The emotion fueling the Hurricanes on Monday was hate, the old-fashioned playoff hockey variety, the kind that felt a lot more like 2001, when Scott Stevens knocked out Shane Willis and Ron Francis in quick succession, Sandis Ozolinsh fought Stevens in a brawl-filled Game 3 – yes, that actually happened – and the Hurricanes rallied to win Game 4 in overtime and avoid a sweep before pushing the series to six games.
There’s still a lot of history yet to be written in this series, but however it ends, Alex Ovechkin’s knockout of Svechnikov, the culmination of a season-long battle between the two, will loom large in the telling.
The two faced off midway through the first after exchanging slashes and a butt-end. It didn’t last long. Ovechkin connected with Svechnikov’s chin, knocking him unconscious while Svechnikov was still on his feet. Ovechkin continued to swing wildly as Svechnikov toppled backward, which looked malicious but is a natural product of someone flailing away at an opponent who’s no longer there.
The problem isn’t with Ovechkin or Svechnikov or the running battle between them that started in October and escalated in each game since, the upstart trying to measure himself against the legend but giving away 40 pounds and 15 years of hard-won experience. The problem is with a game that endorses this atavistic bare-knuckle brawling, consequences be damned, out of some misguided hard-scrabble Alberta prairie notion of toughness.
The consequences, as seen here, can be dangerous.

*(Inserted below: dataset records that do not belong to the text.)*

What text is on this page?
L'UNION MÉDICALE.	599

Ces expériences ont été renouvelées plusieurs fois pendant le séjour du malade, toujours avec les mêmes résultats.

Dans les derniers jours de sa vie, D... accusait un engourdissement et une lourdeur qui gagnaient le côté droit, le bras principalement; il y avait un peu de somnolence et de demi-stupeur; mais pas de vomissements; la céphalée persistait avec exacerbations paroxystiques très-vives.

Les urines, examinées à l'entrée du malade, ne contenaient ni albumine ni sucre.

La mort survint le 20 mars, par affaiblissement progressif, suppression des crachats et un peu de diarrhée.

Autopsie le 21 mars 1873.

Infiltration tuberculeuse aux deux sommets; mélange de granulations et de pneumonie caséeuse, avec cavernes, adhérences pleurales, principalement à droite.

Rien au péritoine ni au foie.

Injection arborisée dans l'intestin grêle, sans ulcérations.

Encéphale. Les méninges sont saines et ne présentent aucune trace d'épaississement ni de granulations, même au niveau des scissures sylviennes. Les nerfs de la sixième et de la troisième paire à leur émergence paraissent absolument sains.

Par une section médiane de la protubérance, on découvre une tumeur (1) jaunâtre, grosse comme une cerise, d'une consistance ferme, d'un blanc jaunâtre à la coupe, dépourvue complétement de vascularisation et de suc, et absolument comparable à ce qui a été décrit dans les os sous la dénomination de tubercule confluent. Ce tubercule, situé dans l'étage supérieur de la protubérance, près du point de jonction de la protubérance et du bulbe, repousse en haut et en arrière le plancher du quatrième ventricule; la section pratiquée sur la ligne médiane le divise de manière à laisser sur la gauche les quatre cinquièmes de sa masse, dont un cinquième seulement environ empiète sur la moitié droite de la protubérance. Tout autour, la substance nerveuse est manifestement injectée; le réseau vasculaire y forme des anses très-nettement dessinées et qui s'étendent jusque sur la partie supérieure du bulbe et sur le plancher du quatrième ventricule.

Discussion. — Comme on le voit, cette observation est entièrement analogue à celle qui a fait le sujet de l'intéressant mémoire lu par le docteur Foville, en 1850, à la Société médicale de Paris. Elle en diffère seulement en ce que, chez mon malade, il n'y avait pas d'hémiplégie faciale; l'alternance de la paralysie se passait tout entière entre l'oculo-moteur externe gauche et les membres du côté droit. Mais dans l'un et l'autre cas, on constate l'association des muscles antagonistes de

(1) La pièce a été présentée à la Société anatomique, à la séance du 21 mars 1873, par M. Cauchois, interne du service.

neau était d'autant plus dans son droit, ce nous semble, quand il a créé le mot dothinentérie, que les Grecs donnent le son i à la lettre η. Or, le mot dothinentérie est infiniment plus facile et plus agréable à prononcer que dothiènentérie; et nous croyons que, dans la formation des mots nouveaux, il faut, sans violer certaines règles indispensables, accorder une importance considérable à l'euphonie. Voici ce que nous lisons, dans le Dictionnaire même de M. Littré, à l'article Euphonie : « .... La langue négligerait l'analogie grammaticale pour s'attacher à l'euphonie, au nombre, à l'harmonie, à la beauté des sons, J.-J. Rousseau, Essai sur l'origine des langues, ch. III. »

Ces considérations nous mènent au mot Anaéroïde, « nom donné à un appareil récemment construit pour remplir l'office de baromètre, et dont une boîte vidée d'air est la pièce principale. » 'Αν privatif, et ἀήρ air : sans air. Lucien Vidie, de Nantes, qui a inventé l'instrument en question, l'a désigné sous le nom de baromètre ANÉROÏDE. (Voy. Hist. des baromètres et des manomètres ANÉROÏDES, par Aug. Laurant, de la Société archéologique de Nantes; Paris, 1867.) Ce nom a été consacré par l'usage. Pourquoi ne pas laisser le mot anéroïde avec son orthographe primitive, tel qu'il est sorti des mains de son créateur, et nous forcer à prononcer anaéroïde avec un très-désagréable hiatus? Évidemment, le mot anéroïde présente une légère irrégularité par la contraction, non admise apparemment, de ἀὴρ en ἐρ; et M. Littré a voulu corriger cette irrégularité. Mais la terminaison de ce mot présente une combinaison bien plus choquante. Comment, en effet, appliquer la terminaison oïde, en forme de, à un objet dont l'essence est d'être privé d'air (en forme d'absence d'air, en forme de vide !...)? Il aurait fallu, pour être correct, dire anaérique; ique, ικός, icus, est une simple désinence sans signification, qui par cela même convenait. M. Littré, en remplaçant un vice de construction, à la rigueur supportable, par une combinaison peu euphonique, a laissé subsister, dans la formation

Even potentially deadly. (What if Svechnikov’s helmet had slid up an inch just before his head hit the ice?) That could be a career-changing concussion for Svechnikov, no one knows, and for what? No game, no playoff game, is worth that.
But that’s the uncertainty the Hurricanes, and Svechnikov, face now, no matter what else happens in this series.
And it remains a series, the Hurricanes taking care of business thanks to two goals from Warren Foegele and two power-play snipes from Dougie Hamilton, their big guns still misfiring but harmlessly on this night, thanks to a crowd-fueled defensive performance that all but shut down the Capitals’ high-powered offense. Petr Mrazek needed only 15 saves for what may not have been the easiest of his four career playoff shutouts but was certainly the quietest in terms of workload.
After all these years, the result was worth the wait, the grim circumstances of the first period less so, and the suddenly short-handed Hurricanes have two days to recover and regroup. They’ll need it. The emotion expended Monday will not easily be replenished, the players lost not easily replaced.
But that’s how it goes in the playoffs, and the Hurricanes are back in them, officially now, as deep as it gets.